I'm装盘重现这种混合example但使用较少的变量,这部分工作得很好:
import pulp
from pulp import *
# Creates a list of the Ingredients
Ingredients = ['CHICKEN', 'BEEF', 'MUTTON', 'RICE']
# A dictionary of the costs of each of the Ingredients is created
costs = {'CHICKEN': 15,
'BEEF': 12,
'MUTTON': 17,
'RICE': 12
}
# A dictionary of the protein percent in each of the Ingredients is created
proteinPercent = {'CHICKEN': 17,
'BEEF': 2,
'MUTTON': 16,
'RICE': 8
}
# A dictionary of the fat percent in each of the Ingredients is created
fatPercent = {'CHICKEN': 10,
'BEEF': 14,
'MUTTON': 13,
'RICE': 16,
}
# Create the 'prob' variable to contain the problem data
prob = LpProblem("The Whiskas Problem", LpMinimize)
# A dictionary called 'ingredient_vars' is created to contain the referenced Variables
ingredient_vars = LpVariable.dicts("Ingr",Ingredients,0)
# The objective function is added to 'prob' first
prob += lpSum([costs[i]*ingredient_vars[i] for i in Ingredients]), "Total Cost of Ingredients per can"
# The constraints are added to 'prob'
prob += lpSum([proteinPercent[i] * ingredient_vars[i] for i in Ingredients]) >= 15.5, "ProteinRequirement"
prob += lpSum([fatPercent[i] * ingredient_vars[i] for i in Ingredients]) >= 12.3, "FatRequirement"
prob.writeLP("WhiskasModel.lp")
prob.solve()
# The status of the solution is printed to the screen
print ("Status:", LpStatus[prob.status])
# Each of the variables is printed with it's resolved optimum value
for v in prob.variables():
print (v.name, "=", v.varValue)
# The optimised objective function value is printed to the screen
print ("Total Cost of Ingredients per can = ", value(prob.objective))
它可以计算各成分的所需的最佳量:
Status: Optimal
Ingr_BEEF = 0.0
Ingr_CHICKEN = 0.77916667
Ingr_MUTTON = 0.0
Ingr_RICE = 0.28177083
Total Cost of Ingredients per can = 15.068750009999999
但是,这并不等于100%,当我添加约束为实现这一目标的代码:
prob += lpSum([ingredient_vars[i] for i in Ingredients]) == 100, "PercentagesSum"
我得到这样的结果:
Status: Optimal
Ingr_BEEF = 100.0
Ingr_CHICKEN = 0.0
Ingr_MUTTON = 0.0
Ingr_RICE = 0.0
Total Cost of Ingredients per can = 1200.0
这是不对的,因为它不符合其他含有。
编辑
看来我这interprete走错了路,我想这样的:如果我要生产3台,输入的总和应为3。
我认为是这样,那么:
# The constraints are added to 'prob'
prob += lpSum([ingredient_vars[i] for i in Ingredients]) == 3, "PercentagesSum"
prob += lpSum(ingredient_vars["CHICKEN"]) <= 2, "CHICKEN"
prob += lpSum(ingredient_vars["BEEF"]) <= 1, "BEEF"
prob += lpSum(ingredient_vars["MUTTON"]) <= 1, "MUTTON"
prob += lpSum(ingredient_vars["RICE"]) <= 1, "RICE"
其中2,1,1,1是可用于每个原料的数量。
因为它不符合其他含有这是不对的。
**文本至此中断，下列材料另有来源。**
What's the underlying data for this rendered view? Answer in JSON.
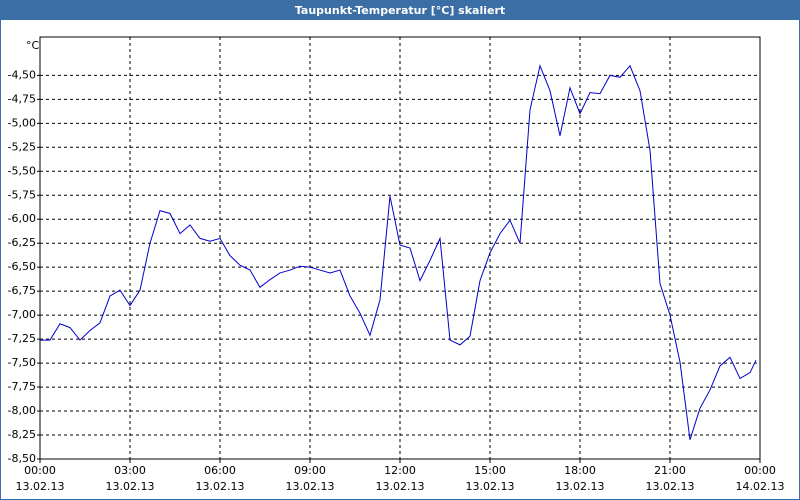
{
  "chart_data": {
    "type": "line",
    "title": "Taupunkt-Temperatur [°C] skaliert",
    "y_label": "°C",
    "x": [
      0,
      20,
      40,
      60,
      80,
      100,
      120,
      140,
      160,
      180,
      200,
      220,
      240,
      260,
      280,
      300,
      320,
      340,
      360,
      380,
      400,
      420,
      440,
      460,
      480,
      500,
      520,
      540,
      560,
      580,
      600,
      620,
      640,
      660,
      680,
      700,
      720,
      740,
      760,
      780,
      800,
      820,
      840,
      860,
      880,
      900,
      920,
      940,
      960,
      980,
      1000,
      1020,
      1040,
      1060,
      1080,
      1100,
      1120,
      1140,
      1160,
      1180,
      1200,
      1220,
      1240,
      1260,
      1280,
      1300,
      1320,
      1340,
      1360,
      1380,
      1400,
      1420,
      1432
    ],
    "values": [
      -7.26,
      -7.26,
      -7.09,
      -7.13,
      -7.26,
      -7.16,
      -7.08,
      -6.8,
      -6.74,
      -6.9,
      -6.74,
      -6.25,
      -5.91,
      -5.94,
      -6.15,
      -6.06,
      -6.2,
      -6.23,
      -6.2,
      -6.38,
      -6.48,
      -6.53,
      -6.71,
      -6.63,
      -6.56,
      -6.53,
      -6.49,
      -6.5,
      -6.53,
      -6.56,
      -6.53,
      -6.8,
      -6.98,
      -7.21,
      -6.84,
      -5.76,
      -6.27,
      -6.3,
      -6.64,
      -6.43,
      -6.2,
      -7.26,
      -7.31,
      -7.22,
      -6.64,
      -6.35,
      -6.15,
      -6.01,
      -6.25,
      -4.86,
      -4.4,
      -4.66,
      -5.13,
      -4.63,
      -4.9,
      -4.68,
      -4.69,
      -4.5,
      -4.52,
      -4.4,
      -4.66,
      -5.28,
      -6.67,
      -7.0,
      -7.49,
      -8.3,
      -7.97,
      -7.78,
      -7.53,
      -7.44,
      -7.66,
      -7.6,
      -7.47
    ],
    "color": "#0000cc",
    "grid": true,
    "xlim": [
      0,
      1440
    ],
    "xticks": [
      {
        "value": 0,
        "label": "00:00\n13.02.13"
      },
      {
        "value": 180,
        "label": "03:00\n13.02.13"
      },
      {
        "value": 360,
        "label": "06:00\n13.02.13"
      },
      {
        "value": 540,
        "label": "09:00\n13.02.13"
      },
      {
        "value": 720,
        "label": "12:00\n13.02.13"
      },
      {
        "value": 900,
        "label": "15:00\n13.02.13"
      },
      {
        "value": 1080,
        "label": "18:00\n13.02.13"
      },
      {
        "value": 1260,
        "label": "21:00\n13.02.13"
      },
      {
        "value": 1440,
        "label": "00:00\n14.02.13"
      }
    ],
    "ylim": [
      -8.5,
      -4.1
    ],
    "yticks": [
      {
        "value": -4.5,
        "label": "-4,50"
      },
      {
        "value": -4.75,
        "label": "-4,75"
      },
      {
        "value": -5,
        "label": "-5,00"
      },
      {
        "value": -5.25,
        "label": "-5,25"
      },
      {
        "value": -5.5,
        "label": "-5,50"
      },
      {
        "value": -5.75,
        "label": "-5,75"
      },
      {
        "value": -6,
        "label": "-6,00"
      },
      {
        "value": -6.25,
        "label": "-6,25"
      },
      {
        "value": -6.5,
        "label": "-6,50"
      },
      {
        "value": -6.75,
        "label": "-6,75"
      },
      {
        "value": -7,
        "label": "-7,00"
      },
      {
        "value": -7.25,
        "label": "-7,25"
      },
      {
        "value": -7.5,
        "label": "-7,50"
      },
      {
        "value": -7.75,
        "label": "-7,75"
      },
      {
        "value": -8,
        "label": "-8,00"
      },
      {
        "value": -8.25,
        "label": "-8,25"
      },
      {
        "value": -8.5,
        "label": "-8,50"
      }
    ]
  }
}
[六]
其中约束被侵犯?如果你看一下你是如何定义的约束,你会发现,他们都满足。
prob += lpSum([proteinPercent[i] * ingredient_vars[i] for i in Ingredients]) >= 15.5, "ProteinRequirement"
其给出的100个单位牛肉解决方案意味着你有2 * 100 = 200个单位的蛋白质 - 远远超过需要15.5。
prob += lpSum([fatPercent[i] * ingredient_vars[i] for i in Ingredients]) >= 12.3, "FatRequirement"
其中给定的100个单位牛肉溶液意味着你有14 * 100 = 1400单位蛋白 - 远远超过需要12.3的。
真正的问题是,我想你混淆了单位位。当乘以百分比,你需要通过除以100。